Here is the 4th mode (4 vibrational nodes).  In modal decomposition, the magnitude of the displacement of a mode is unknown.  Usually we normalize mode shapes to have a maximum lateral displacement of unity.  However, this appears to imply that all the modes will provide equal contribution to the total displacement.  This is almost never true, but that discussion is for another day.


For the mathematical solution of a simpler problem (2-story 1-bay) see Chopra's Example 10.5 on page 378.

The significance of a mode is indicated by the Mass Participation.  This factor indicates the amount of the total structural mass that is activated by a single mode.   If all modes of a structure are considered, the cumulative Mass Participation will be 100%.  Structures with 80% of the mass in the first mode will be dominated by that mode shape.

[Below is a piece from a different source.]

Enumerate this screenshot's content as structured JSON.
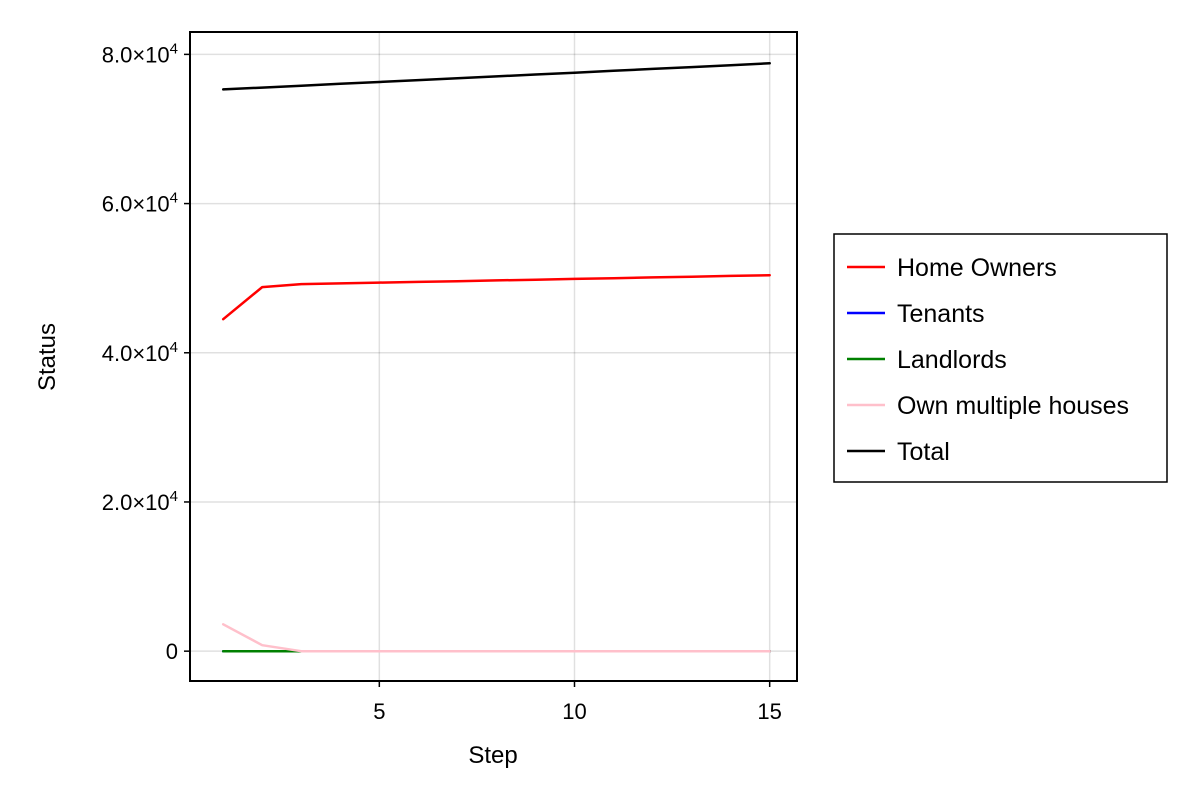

Vibrational nodes of a mode shape are the points of the system that do not have any motion.   In the first mode, the only node that exists is at the base, and some people would not even consider this a node.  (Note we are talking about something different that the nodes and elements used in the analysis model).  In the second mode, a distinct point can be seen (just below the third floor) that does not move laterally during the modal vibration.  The third mode has two of these distinct points, the fourth has four and so on.  For the Jth mode shape,  there will be J vibrational nodes, if you consider the base to be one of the vibrational nodes.

Mode Shapes (3D Frames)

A structure is built up from several 2D frames into a 3D system.   Each of these 2D frames has modes associated with it.  When we perform 3D analysis, the mode shapes for the entire structure are based upon the interaction of the frames in their own 2D configuration.  Suddenly the problem becomes much larger (Chopra wisely chooses not to do anything larger than a one-story building, see Example 10.6), but in reality the solution follows the same procedure.

Now we talk about translational building modes, and torsional building modes.  These modes may be coupled (a mode that has motion contributed by two or more orthogonal directions), or completely uncoupled.   In Chopra's Example 10.6, he has the x-direction translational building mode uncoupled (Third Mode), but the y-direction translational direction and the torsional direction are coupled in the first two modes.

For most buildings with NS number of stories, the building will have 2xNS translational modes and NS torsional modes.  Design guidelines usually require enough modes be calculated, that at least 90% of the mass participation be considered.    If a mode shape shows a Mass Participation in two different direction (X,Y,Z), then these directions are coupled in the mode shape.

Ideally, a structure is designed where the modes are clearly uncoupled, and the torsional modes  occur at shorter periods than the relative translational modes.  Thus the first two building modes should be translational, the third is torsional, the fourth and fifth are translational, the sixth is torsional, and so on.  Also it is nice if 80% of the Mass Participation occurs in the first three building modes.

Unfortunately, it is easy to define what is nice, the more difficult question is what is too bad.  As modes begin to couple, as Mass Participation moves into higher modes, and as torsional building modes occur at longer periods, we generally expect the overall performance of the structure to be decreased.  Unfortunately, we do not have good understanding of what level of these values would be unacceptable.